UPDATE [8/24/2011]: The USDA has rejected the proposal to ban soda purchases made with food stamps.

With obesity numbers skyrocketing and the associated medical costs out of control, New York City has decided to make a major change to their food stamp program. The program, now called SNAP (the Supplemental Nutrition Assistance Program), serves more than 1.7 million New York City residents. City Health Commissioner Tom Farley and New York State Health Commissioner Richard Daines have asked the USDA for a food stamp waiver for two years during which recipients would not be allowed to use their food stamps to buy sodas.

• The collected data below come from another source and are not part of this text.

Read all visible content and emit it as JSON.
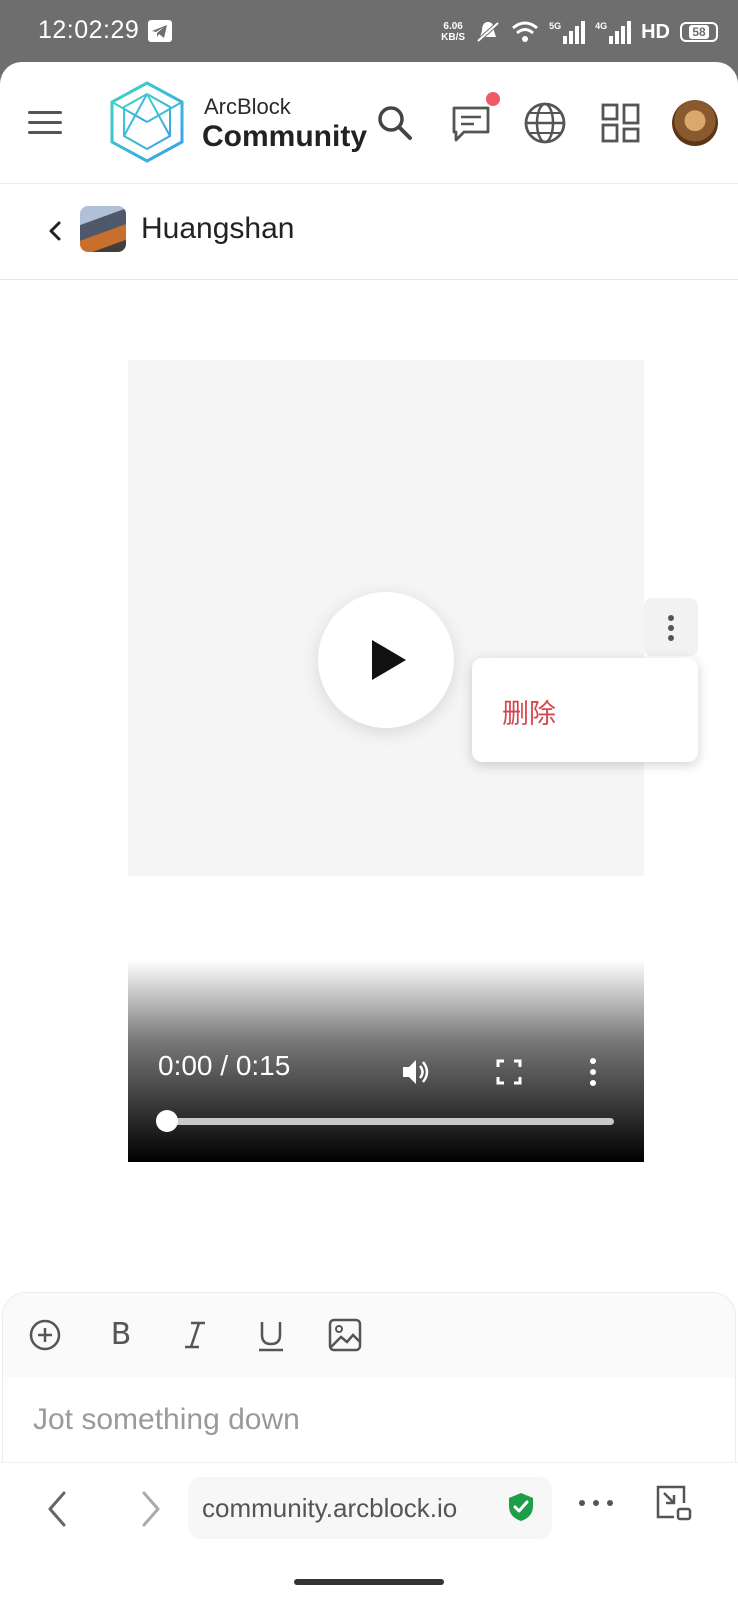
{
  "status_bar": {
    "time": "12:02:29",
    "net_speed_value": "6.06",
    "net_speed_unit": "KB/S",
    "sim1": "5G",
    "sim2": "4G",
    "hd": "HD",
    "battery": "58"
  },
  "header": {
    "brand_top": "ArcBlock",
    "brand_main": "Community",
    "notification_dot_color": "#ee5a67",
    "icons": [
      "menu-icon",
      "arcblock-logo",
      "search-icon",
      "chat-icon",
      "globe-icon",
      "apps-icon",
      "avatar"
    ]
  },
  "channel": {
    "title": "Huangshan"
  },
  "video": {
    "time_display": "0:00 / 0:15",
    "progress": 0.0
  },
  "context_menu": {
    "items": [
      {
        "label": "删除",
        "color": "#d9454f"
      }
    ]
  },
  "editor": {
    "toolbar": {
      "bold_label": "B"
    },
    "placeholder": "Jot something down"
  },
  "browser": {
    "url": "community.arcblock.io",
    "secure_icon_color": "#1e9e4a"
  }
}
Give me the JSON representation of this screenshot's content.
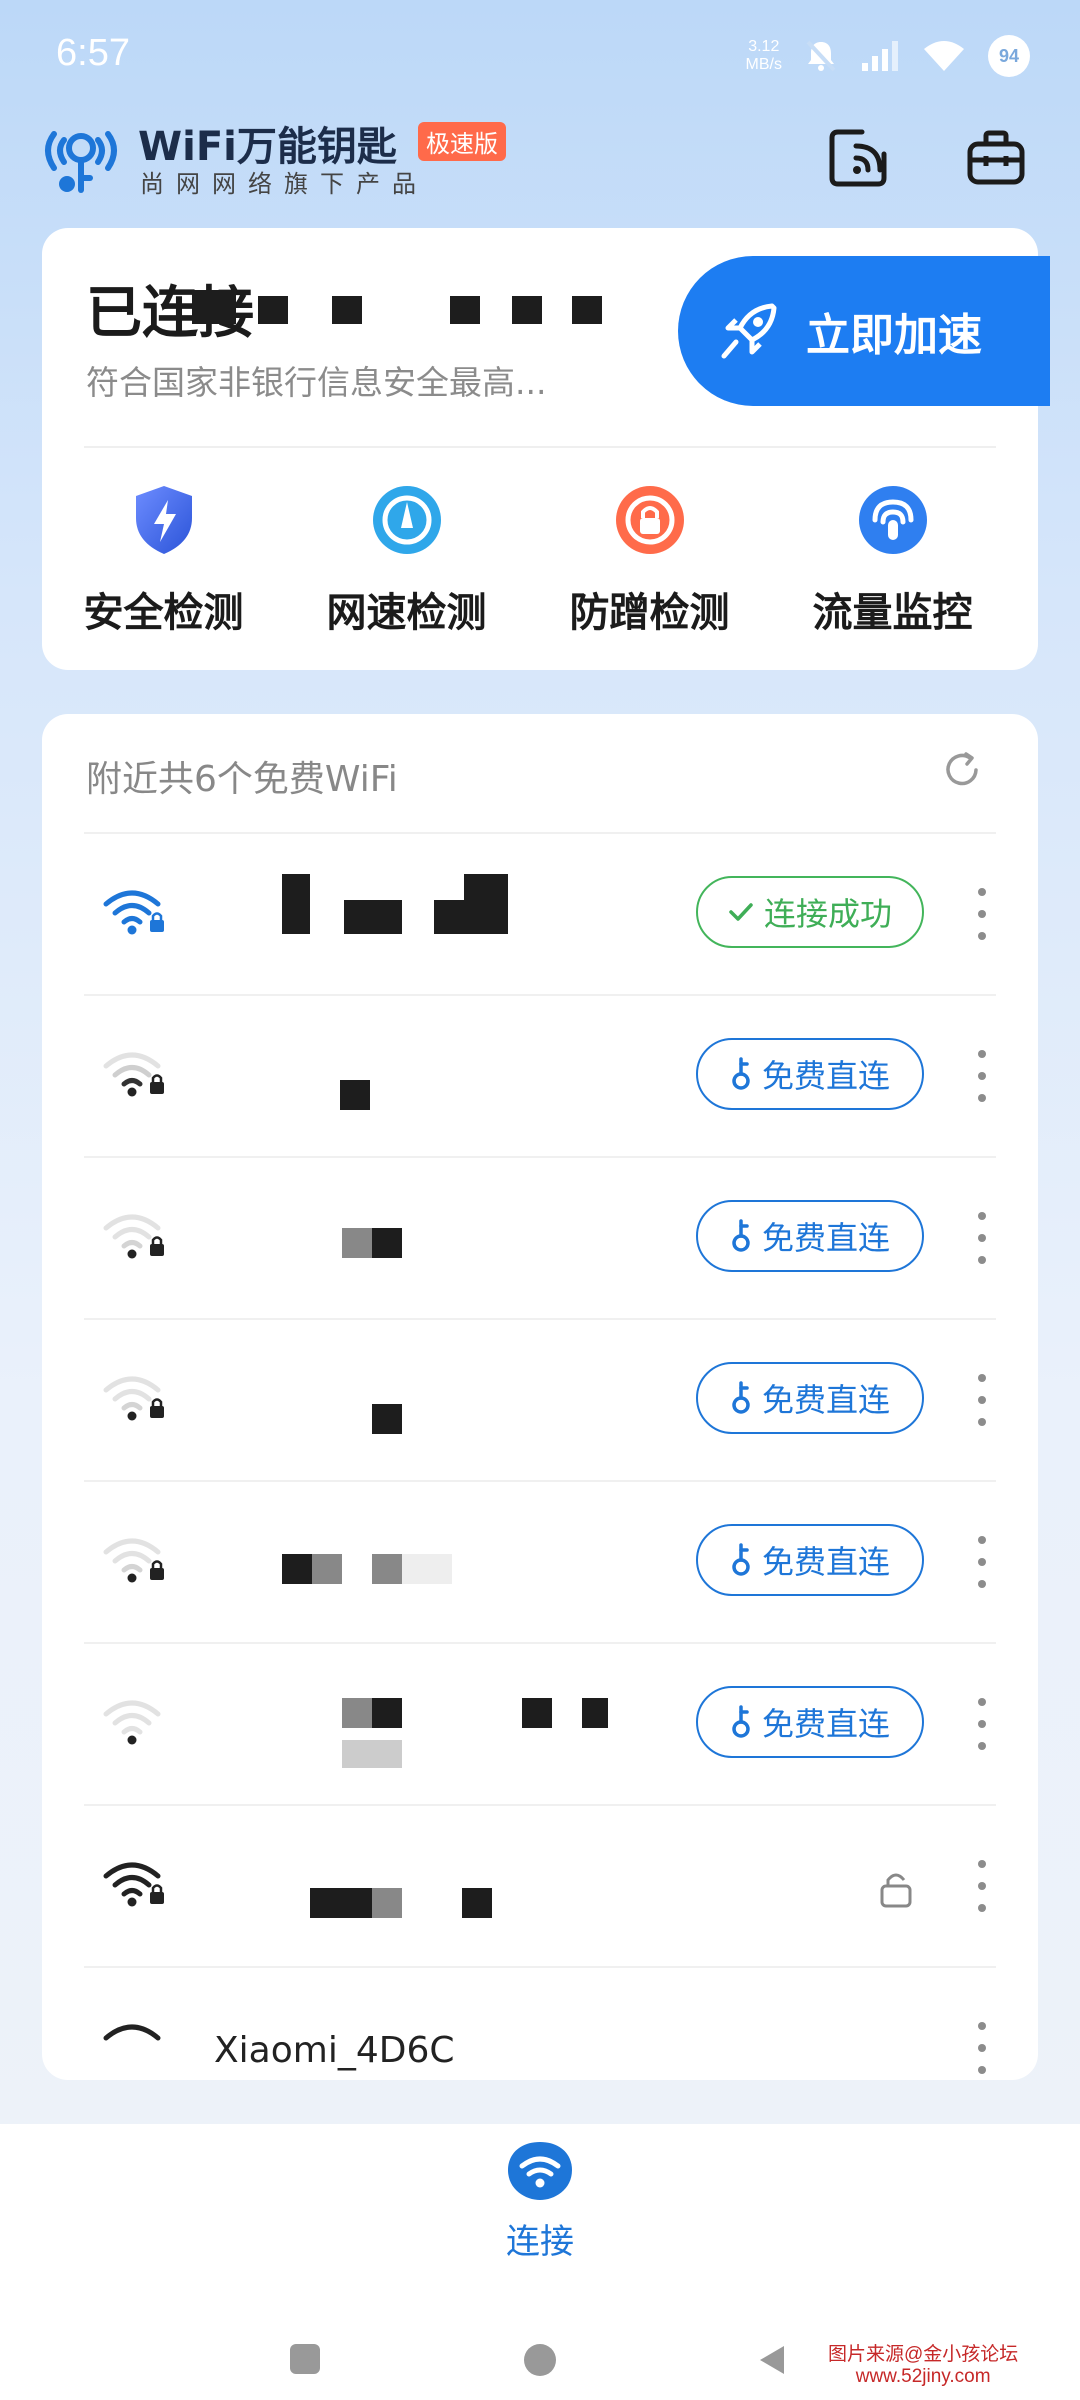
{
  "status_bar": {
    "time": "6:57",
    "net_speed_value": "3.12",
    "net_speed_unit": "MB/s",
    "battery": "94"
  },
  "header": {
    "brand_name": "WiFi万能钥匙",
    "brand_badge": "极速版",
    "brand_sub": "尚网网络旗下产品"
  },
  "connected_card": {
    "title": "已连接",
    "description": "符合国家非银行信息安全最高...",
    "boost_label": "立即加速",
    "tools": [
      {
        "label": "安全检测",
        "icon": "shield-icon"
      },
      {
        "label": "网速检测",
        "icon": "speedometer-icon"
      },
      {
        "label": "防蹭检测",
        "icon": "anti-leech-icon"
      },
      {
        "label": "流量监控",
        "icon": "traffic-monitor-icon"
      }
    ]
  },
  "nearby": {
    "header": "附近共6个免费WiFi",
    "networks": [
      {
        "status": "连接成功",
        "type": "connected"
      },
      {
        "status": "免费直连",
        "type": "free"
      },
      {
        "status": "免费直连",
        "type": "free"
      },
      {
        "status": "免费直连",
        "type": "free"
      },
      {
        "status": "免费直连",
        "type": "free"
      },
      {
        "status": "免费直连",
        "type": "free"
      },
      {
        "status": "",
        "type": "locked"
      },
      {
        "ssid": "Xiaomi_4D6C",
        "status": "",
        "type": "locked"
      }
    ]
  },
  "bottom_nav": {
    "connect_label": "连接"
  },
  "watermark": {
    "line1": "图片来源@金小孩论坛",
    "line2": "www.52jiny.com"
  },
  "colors": {
    "accent": "#1e76d8",
    "success": "#3fae57",
    "badge": "#ff6a4a"
  }
}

The reasoning behind the program was explained in the Times:

“City statistics released last month showed that nearly 40 percent of public-school children in kindergarten through eighth grade were overweight or obese, and that obesity rates were substantially higher in poor neighborhoods. City studies show that consumption of sugared beverages is consistently higher in those neighborhoods … Anticipating such criticism, Dr. Farley and Dr. Daines said that the food-stamp program already prohibited the use of benefits to buy cigarettes, beer, wine, liquor or prepared foods.”

The piece continued:

“Every year, tens of millions of federal dollars are spent on sweetened beverages in New York City through the food stamp program — far more than is spent on obesity prevention. This amounts to an enormous subsidy to the sweetened beverage industry.”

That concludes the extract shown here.